Es un hecho
Francisco Javier Estrada
Es un hecho. Benito Pablo Juárez García, el indio zapoteco que ha sido para México el político más completo que el país independiente haya conocido, ha de regresar el 1 de diciembre a Los Pinos, la emblemática residencia del presidente de la república.
Ha de regresar siendo el mexicano más querido por los ciudadanos de este siglo XXI. A pesar de la derecha y los conservadores que no logran entender cómo un hombre de tez oscura pudo ser más que aquel de barba y de rostro blanco representado por Maximiliano de Habsburgo. Su retorno a la residencia del Poder Ejecutivo contiene la grandeza que ya existe en Palacio Nacional.
Para salvar una patria basta con el ejemplo de un hombre. Y en el caso de Benito Juárez su presencia representa el poder de los principios sobre la política. La mala política que en el siglo XIX nos destinaba al fracaso como nación. La generación de Juárez sigue siendo el camino cierto de los mexicanos que se convierten en ejemplo para las demás naciones. Por eso Colombia, aun antes del fallecimiento del indio zapoteco, lo nombra Benemérito de América, documento que de sólo leerlo nos llena de orgullo.
Es cierto, México ha dado en el mundo de la política a personajes universales: José María Morelos y Pavón, Benito Juárez García, Emiliano Zapata y Lázaro Cárdenas del Río son muestra de los mejores ejemplos.
Hoy la clase política, la de los partidos y puestos en la administración pública, la que viene del sector social en sindicatos, iglesias, grupos de presión y demás, debería poner atención que la altura con que nuestros políticos del siglo XIX vieron el nacimiento de nuestra patria no corresponde en esa altitud de miras con la clase política que hoy tenemos.
El sufrimiento del pasado, de los políticos arriesgando su vida y pertenencias no corresponde al sacrificio de los actuales.

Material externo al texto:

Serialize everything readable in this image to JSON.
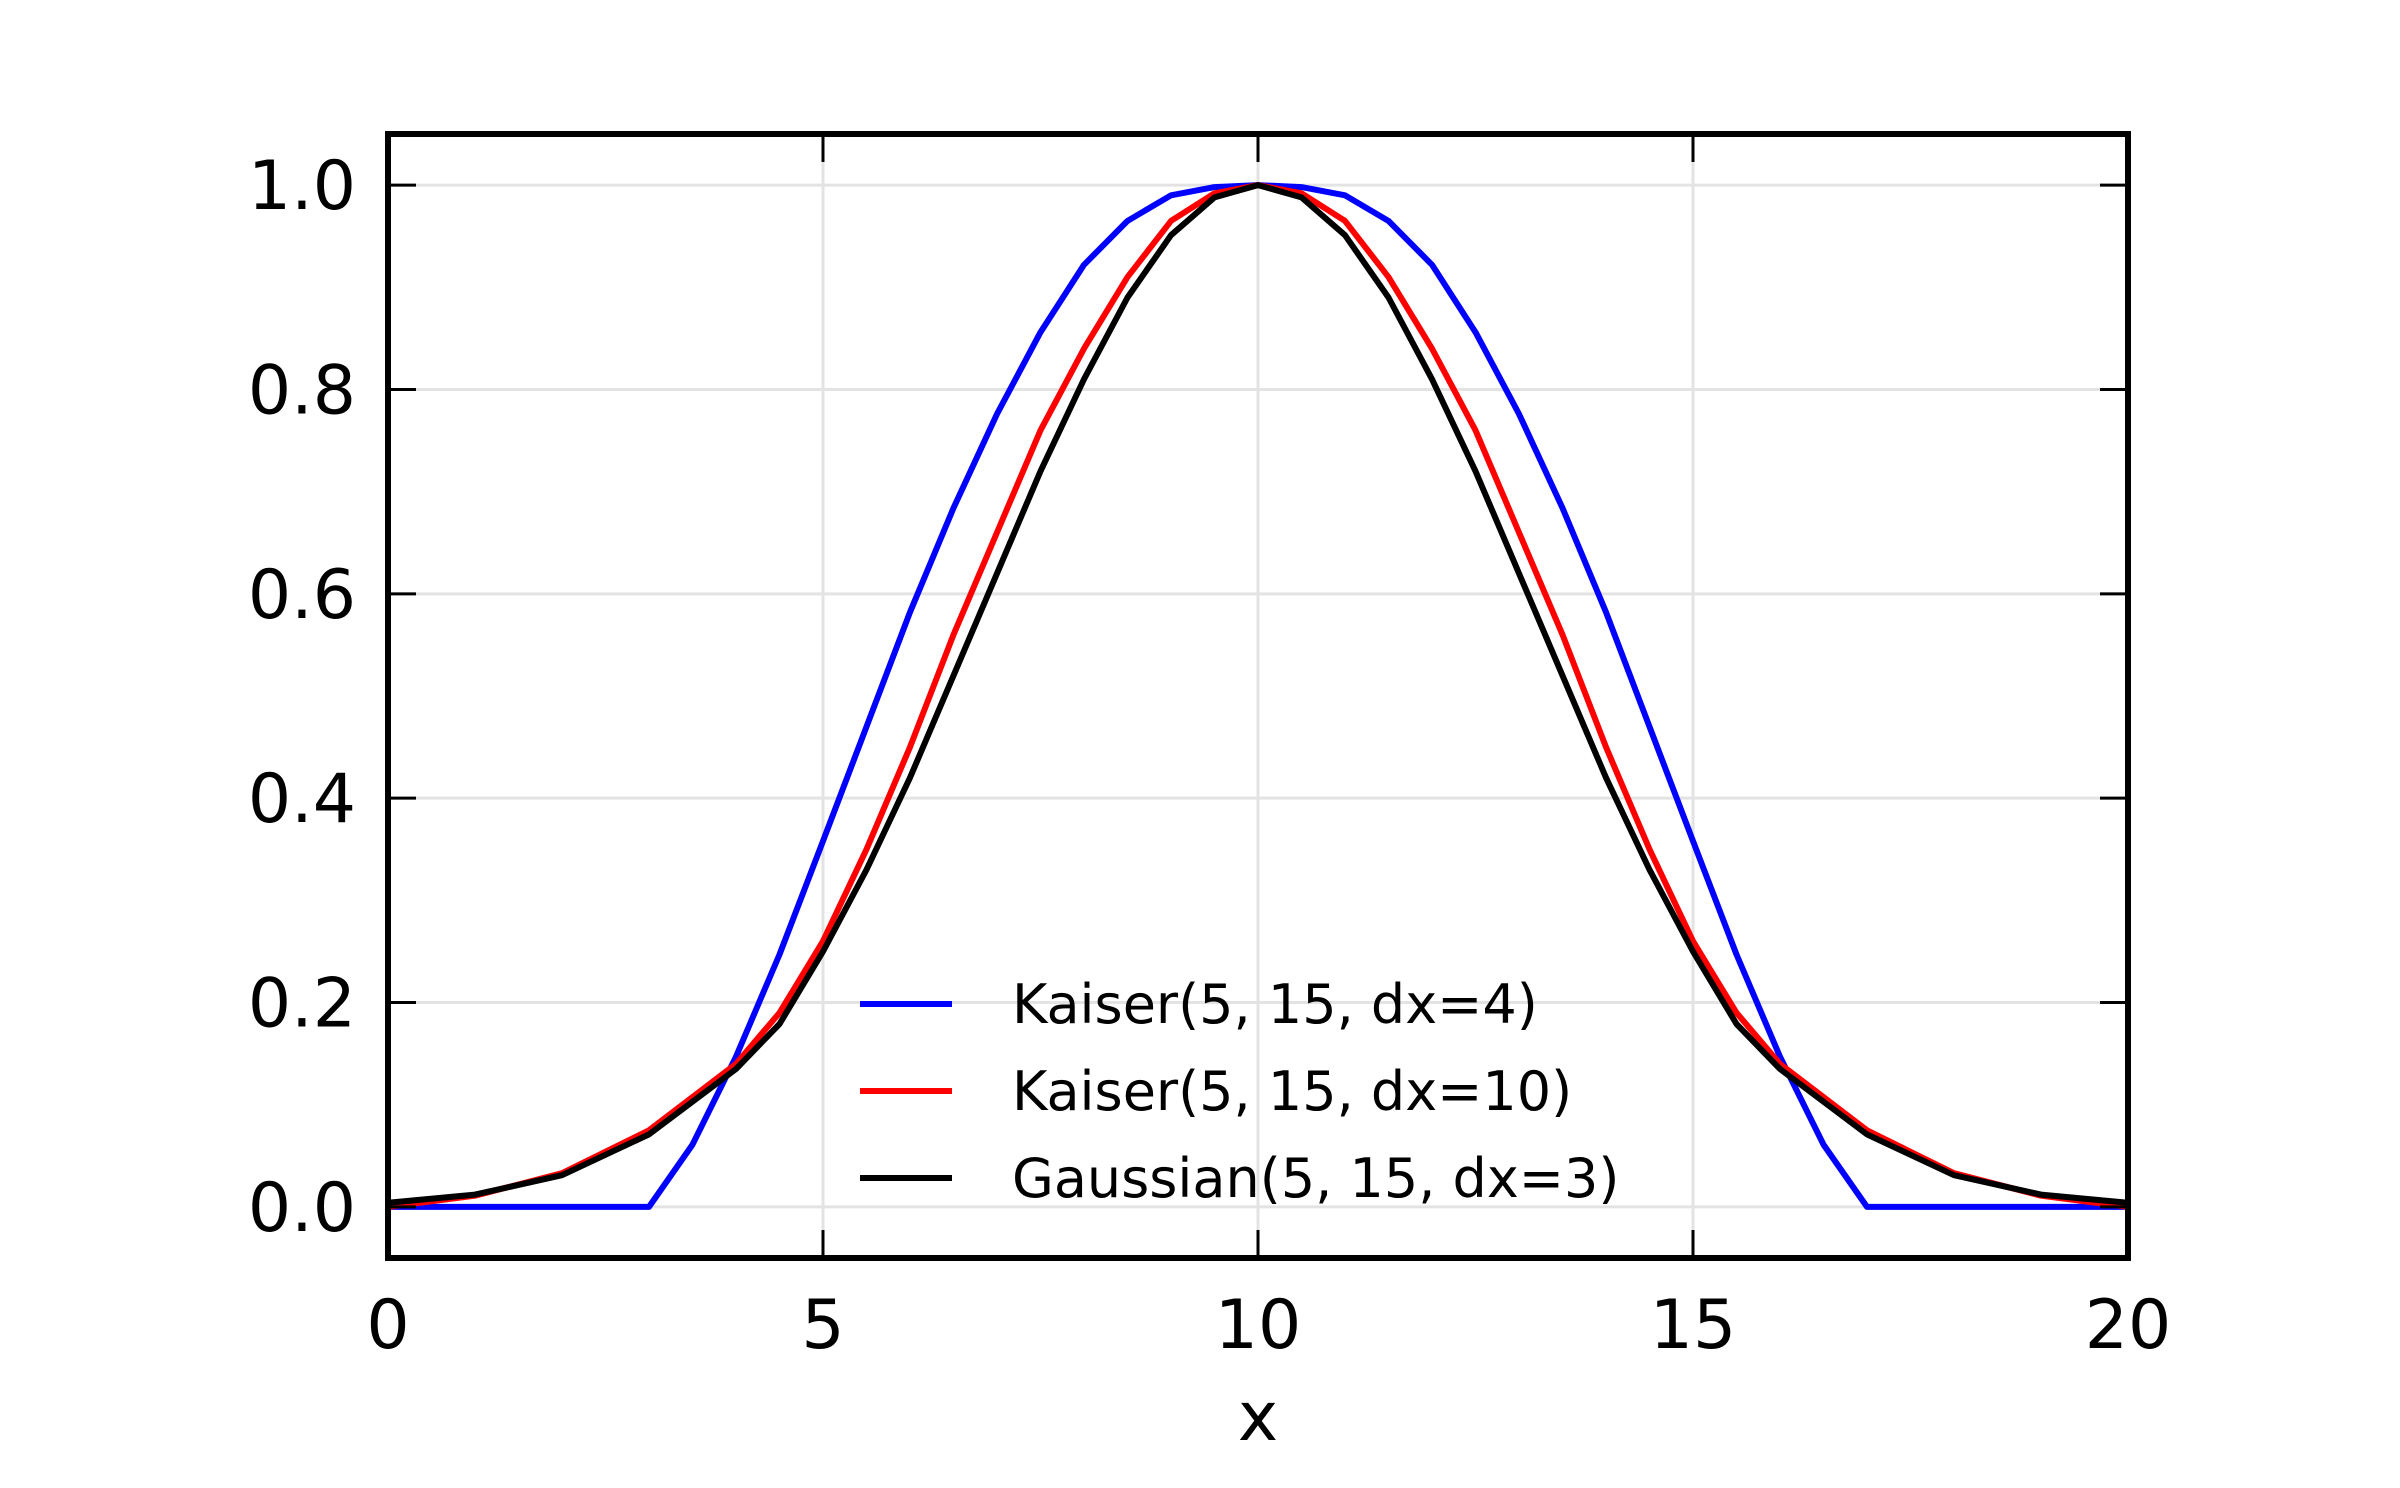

Nada que ver con el exilio de los reformistas del siglo decimonónico y de la generación revolucionaria de 1910 bajo la dictadura porfirista. Nada que ver con Valentín Gómez Farías, Francisco Zarco, Ignacio Ramírez o con Ricardo Flores Magón, Francisco I. Madero o Francisco Villa. Si hoy la clase política que nos gobierna comprende responsablemente su papel, debe seguir el ejemplo patriótico de los dos siglos pasados. Sin seguir ese ejemplo, muy poco podrán hacer por el bien de México y sus familias en el próximo futuro, estaremos para verlo seguramente para bien o para mal.
¡Qué bueno que Juárez regresa a Los Pinos!, y más lo será si con sus principios y el ejemplo de su generación los nuevos gobernantes deciden gobernar a nuestra patria con los principios que forjaron al México de las grandes batallas.